Newsletter n° 2 – 20 avril 2021

Regards d’experts sur les offres de formation à réinventer dans les métiers du BTP en pleine mutation

Dans le secteur du BTP, avec de nombreuses transformations à l’œuvre, comment les organismes de formation aux métiers du BTP doivent-ils repenser leur offre ?  Alexandre Docteur, spécialiste des méthodes de « Lean Construction » et Zoubeir Lafhaj, titulaire de la Chaire « Construction 4.0 », suggèrent plusieurs pistes pour favoriser une transition pertinente et innovante de la filière.

Pourquoi les organismes de formation (OF) devraient adapter leur offre de formations aux métiers du BTP au regard des innovations technologiques dans la construction ?

Alexandre Docteur : Le secteur du BTP souffre encore d’un déficit d’image, qui entraîne des difficultés dans les recrutements et pénalise l’attrait des métiers, alors que les techniques et les technologies utilisées, ainsi que les conditions d’exercice des métiers ont considérablement évolué, tout comme la santé et sécurité au travail, qui sont une priorité des professionnels.

 Il faut redonner de la valeur à notre travail et s’adresser aux futurs apprenants en mettant en avant le sens de nos métiers : venez construire les écoles de demain ; rénover les hôpitaux qui vont sauver des centaines de vies ; créer des habitats respectueux de l’environnement. Ce sont ces valeurs qu’il faut véhiculer afin d’attirer les jeunes aux métiers du BTP

L’organisme de formation de demain sera un lieu d’excellence et d’innovation, où les rythmes d’alternance seront repensés avec plus de travaux en mode « projet » et de place au e-learning pour que les élèves puissent apprendre à leurs rythmes.

Que doivent anticiper les OF pour développer plus de formations répondant aux enjeux de la transition écologique et numérique ?
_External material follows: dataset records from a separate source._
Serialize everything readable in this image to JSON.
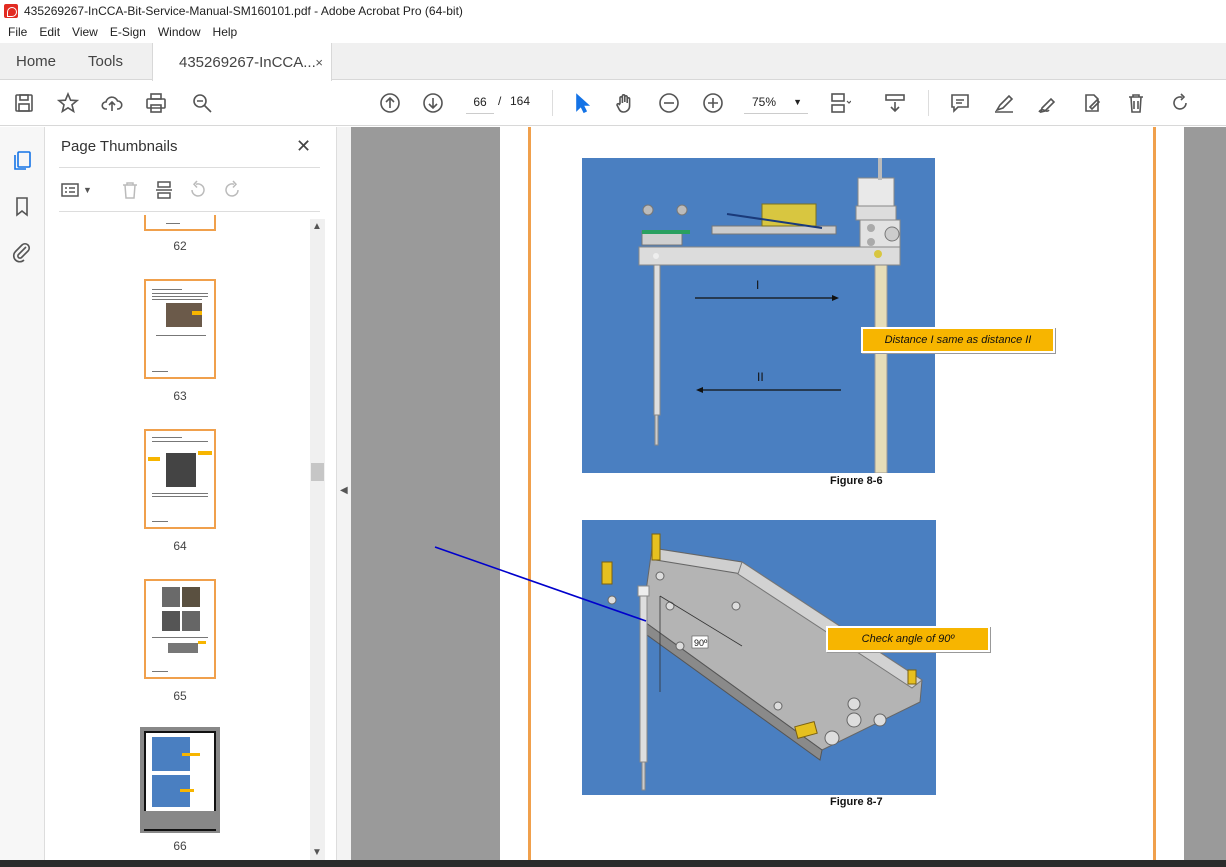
{
  "window": {
    "title": "435269267-InCCA-Bit-Service-Manual-SM160101.pdf - Adobe Acrobat Pro (64-bit)"
  },
  "menu": [
    "File",
    "Edit",
    "View",
    "E-Sign",
    "Window",
    "Help"
  ],
  "tabs": {
    "home": "Home",
    "tools": "Tools",
    "document": "435269267-InCCA...",
    "close_glyph": "×"
  },
  "toolbar": {
    "current_page": "66",
    "page_separator": "/",
    "total_pages": "164",
    "zoom": "75%"
  },
  "sidebar": {
    "title": "Page Thumbnails",
    "close_glyph": "✕",
    "thumbnails": [
      {
        "label": "62"
      },
      {
        "label": "63"
      },
      {
        "label": "64"
      },
      {
        "label": "65"
      },
      {
        "label": "66",
        "selected": true
      }
    ]
  },
  "document": {
    "figure1": {
      "marker_top": "I",
      "marker_bottom": "II",
      "callout": "Distance I same as distance II",
      "caption": "Figure 8-6"
    },
    "figure2": {
      "angle_label": "90º",
      "callout": "Check angle of 90º",
      "caption": "Figure 8-7"
    }
  },
  "colors": {
    "accent": "#1473e6",
    "page_border": "#f0a04c",
    "figure_bg": "#4a7fc1",
    "callout_bg": "#f7b500",
    "annotation_line": "#0000cc"
  }
}
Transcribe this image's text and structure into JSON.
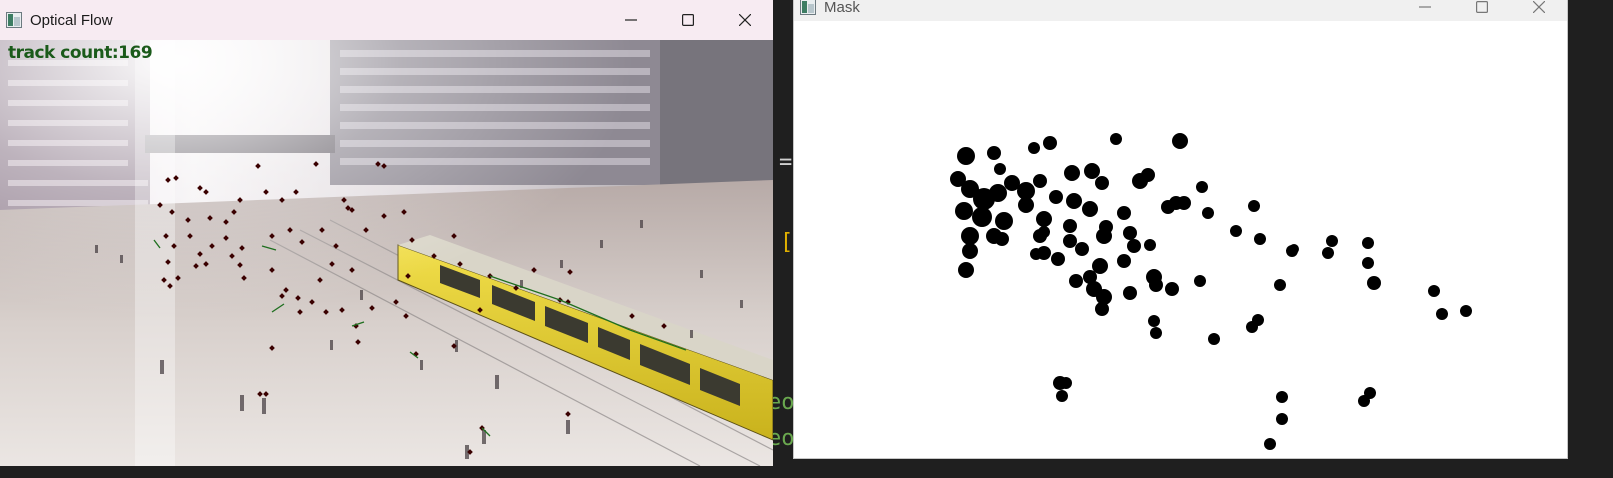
{
  "optical_window": {
    "title": "Optical Flow",
    "overlay_text": "track count:169",
    "controls": [
      "minimize-icon",
      "maximize-icon",
      "close-icon"
    ]
  },
  "mask_window": {
    "title": "Mask",
    "controls": [
      "minimize-icon",
      "maximize-icon",
      "close-icon"
    ]
  },
  "background": {
    "snippet_1": "=",
    "snippet_2": "[",
    "snippet_3": "eo",
    "snippet_4": "eo"
  },
  "colors": {
    "optical_titlebar": "#f7ebf2",
    "mask_titlebar": "#f0f0f0",
    "overlay_text": "#1a5a1a",
    "track_point": "#3a0000",
    "flow_line": "#1f6f1f",
    "mask_blob": "#000000",
    "tram": "#e8d23a"
  }
}
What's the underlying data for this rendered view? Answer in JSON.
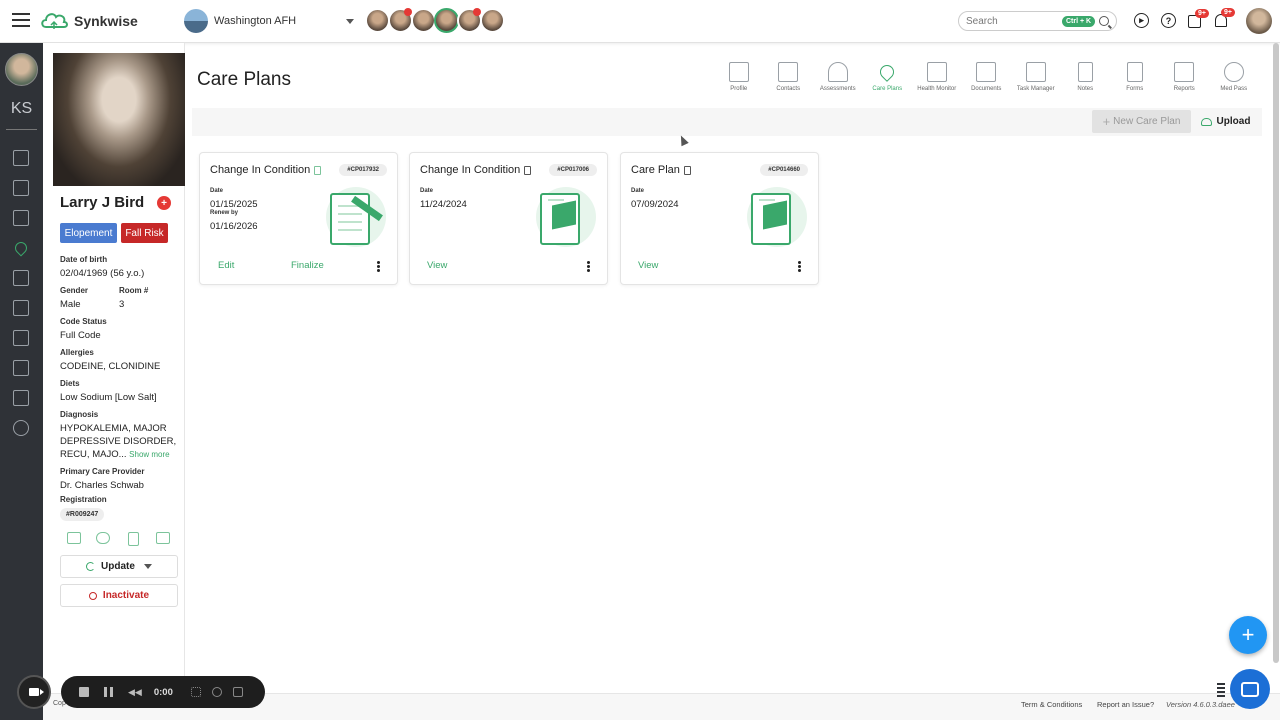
{
  "app": {
    "name": "Synkwise"
  },
  "facility": {
    "name": "Washington AFH"
  },
  "search": {
    "placeholder": "Search",
    "shortcut": "Ctrl + K"
  },
  "notifications": {
    "calendar_badge": "9+",
    "bell_badge": "9+"
  },
  "user": {
    "initials": "KS"
  },
  "resident": {
    "name": "Larry J Bird",
    "tags": [
      "Elopement",
      "Fall Risk"
    ],
    "dob_label": "Date of birth",
    "dob": "02/04/1969 (56 y.o.)",
    "gender_label": "Gender",
    "gender": "Male",
    "room_label": "Room #",
    "room": "3",
    "code_status_label": "Code Status",
    "code_status": "Full Code",
    "allergies_label": "Allergies",
    "allergies": "CODEINE, CLONIDINE",
    "diets_label": "Diets",
    "diets": "Low Sodium [Low Salt]",
    "diagnosis_label": "Diagnosis",
    "diagnosis_line1": "HYPOKALEMIA, MAJOR",
    "diagnosis_line2": "DEPRESSIVE DISORDER,",
    "diagnosis_line3": "RECU, MAJO...",
    "show_more": "Show more",
    "pcp_label": "Primary Care Provider",
    "pcp": "Dr. Charles Schwab",
    "registration_label": "Registration",
    "registration": "#R009247",
    "update_label": "Update",
    "inactivate_label": "Inactivate"
  },
  "page": {
    "title": "Care Plans"
  },
  "tabs": [
    {
      "label": "Profile"
    },
    {
      "label": "Contacts"
    },
    {
      "label": "Assessments"
    },
    {
      "label": "Care Plans"
    },
    {
      "label": "Health Monitor"
    },
    {
      "label": "Documents"
    },
    {
      "label": "Task Manager"
    },
    {
      "label": "Notes"
    },
    {
      "label": "Forms"
    },
    {
      "label": "Reports"
    },
    {
      "label": "Med Pass"
    }
  ],
  "toolbar": {
    "new_label": "New Care Plan",
    "upload_label": "Upload"
  },
  "cards": [
    {
      "title": "Change In Condition",
      "code": "#CP017932",
      "date_label": "Date",
      "date": "01/15/2025",
      "renew_label": "Renew by",
      "renew": "01/16/2026",
      "actions": [
        "Edit",
        "Finalize"
      ]
    },
    {
      "title": "Change In Condition",
      "code": "#CP017006",
      "date_label": "Date",
      "date": "11/24/2024",
      "actions": [
        "View"
      ]
    },
    {
      "title": "Care Plan",
      "code": "#CP014660",
      "date_label": "Date",
      "date": "07/09/2024",
      "actions": [
        "View"
      ]
    }
  ],
  "footer": {
    "copyright": "Cop",
    "terms": "Term & Conditions",
    "report": "Report an Issue?",
    "version": "Version 4.6.0.3.daee"
  },
  "recorder": {
    "time": "0:00"
  },
  "colors": {
    "accent": "#3aa86b",
    "danger": "#c62828",
    "primary": "#4a7bd0",
    "fab": "#2196f3"
  }
}
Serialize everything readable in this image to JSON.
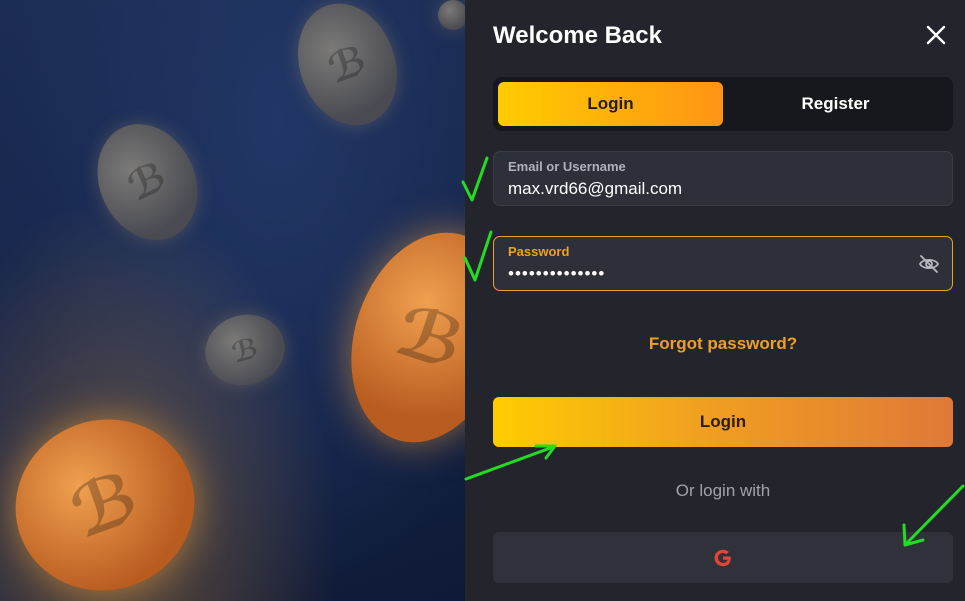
{
  "modal": {
    "title": "Welcome Back"
  },
  "tabs": [
    {
      "label": "Login",
      "active": true
    },
    {
      "label": "Register",
      "active": false
    }
  ],
  "email": {
    "label": "Email or Username",
    "value": "max.vrd66@gmail.com"
  },
  "password": {
    "label": "Password",
    "value": "••••••••••••••"
  },
  "forgot_label": "Forgot password?",
  "login_button_label": "Login",
  "alt_login_text": "Or login with",
  "social": {
    "google_icon": "google-icon"
  },
  "colors": {
    "accent": "#f0a020",
    "panel_bg": "#24252c",
    "annotation": "#22dd22"
  }
}
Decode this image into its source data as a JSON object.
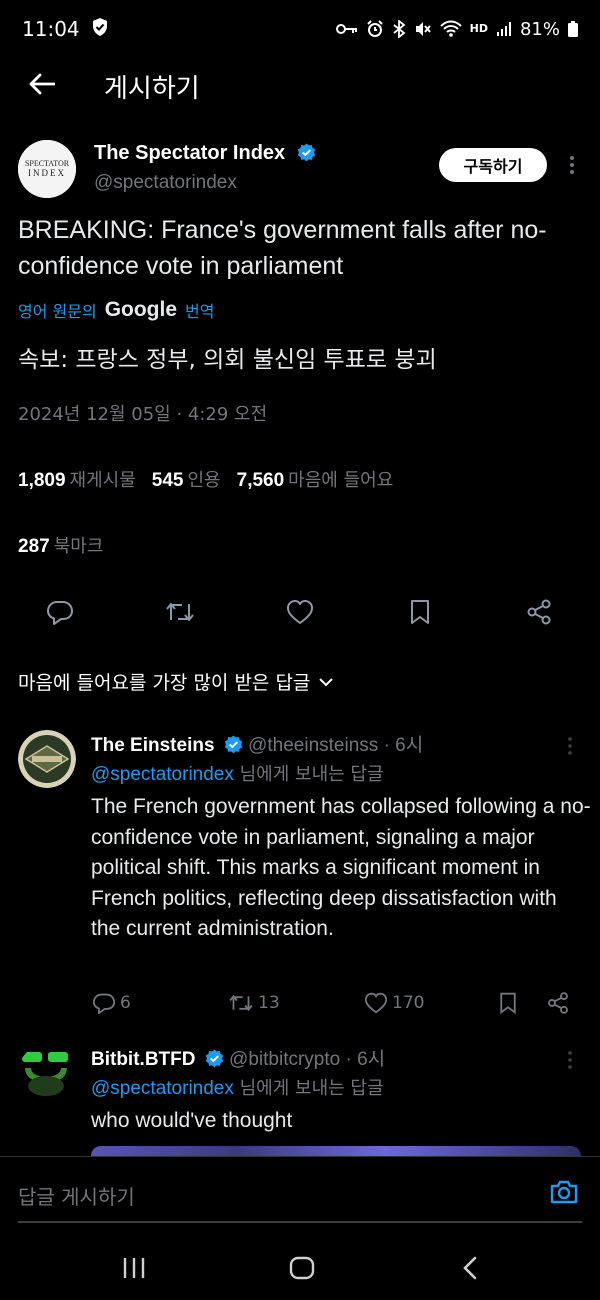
{
  "status_bar": {
    "time": "11:04",
    "battery": "81%",
    "icons": [
      "shield-check-icon",
      "key-icon",
      "alarm-icon",
      "bluetooth-icon",
      "mute-icon",
      "wifi-icon",
      "hd-voice-icon",
      "signal-icon",
      "battery-icon"
    ],
    "hd_label": "HD"
  },
  "topbar": {
    "title": "게시하기"
  },
  "post": {
    "author_name": "The Spectator Index",
    "author_handle": "@spectatorindex",
    "avatar_text_top": "SPECTATOR",
    "avatar_text_bottom": "INDEX",
    "subscribe_label": "구독하기",
    "text": "BREAKING: France's government falls after no-confidence vote in parliament",
    "translate_prefix": "영어 원문의",
    "translate_brand": "Google",
    "translate_suffix": "번역",
    "translated_text": "속보: 프랑스 정부, 의회 불신임 투표로 붕괴",
    "timestamp": "2024년 12월 05일 · 4:29 오전",
    "stats": {
      "reposts_count": "1,809",
      "reposts_label": "재게시물",
      "quotes_count": "545",
      "quotes_label": "인용",
      "likes_count": "7,560",
      "likes_label": "마음에 들어요",
      "bookmarks_count": "287",
      "bookmarks_label": "북마크"
    }
  },
  "sort": {
    "label": "마음에 들어요를 가장 많이 받은 답글"
  },
  "replies": [
    {
      "name": "The Einsteins",
      "handle": "@theeinsteinss",
      "time": "· 6시",
      "reply_to_mention": "@spectatorindex",
      "reply_to_suffix": "님에게 보내는 답글",
      "body": "The French government has collapsed following a no-confidence vote in parliament, signaling a major political shift. This marks a significant moment in French politics, reflecting deep dissatisfaction with the current administration.",
      "replies_count": "6",
      "reposts_count": "13",
      "likes_count": "170"
    },
    {
      "name": "Bitbit.BTFD",
      "handle": "@bitbitcrypto",
      "time": "· 6시",
      "reply_to_mention": "@spectatorindex",
      "reply_to_suffix": "님에게 보내는 답글",
      "body": "who would've thought"
    }
  ],
  "compose": {
    "placeholder": "답글 게시하기"
  },
  "colors": {
    "accent": "#1d9bf0",
    "muted": "#71767b",
    "background": "#000000"
  }
}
Alexandre Docteur : Il est très probable que demain une entreprise ou un secteur d’activité polluant aura des difficultés à recruter. Les OF doivent placer la culture de l’amélioration continue au centre de la politique éducative. Ce sont les futurs apprenants qui seront les décideurs de demain et qui vont bousculer et changer les codes. Leurs préoccupations doivent nous permettre d’adapter les parcours de formation disponibles. Par exemple, la construction bois prend de plus en plus de place par rapport à la construction traditionnelle.  La construction hors-site, l’industrialisation de la construction et la démarche Lean Construction – c’est-à-dire proposer des modules simples sur la réflexion, l’innovation, la remise en question de son travail et de ses habitudes, l’organisation, l’anticipation – sont encore trop absentes des OF alors qu’elles se déploient de plus en plus dans les écoles d’ingénieurs. À mon sens, un apprenti dans un OF, est tout à fait capable de rivaliser avec un élève ingénieur en matière d’innovation. 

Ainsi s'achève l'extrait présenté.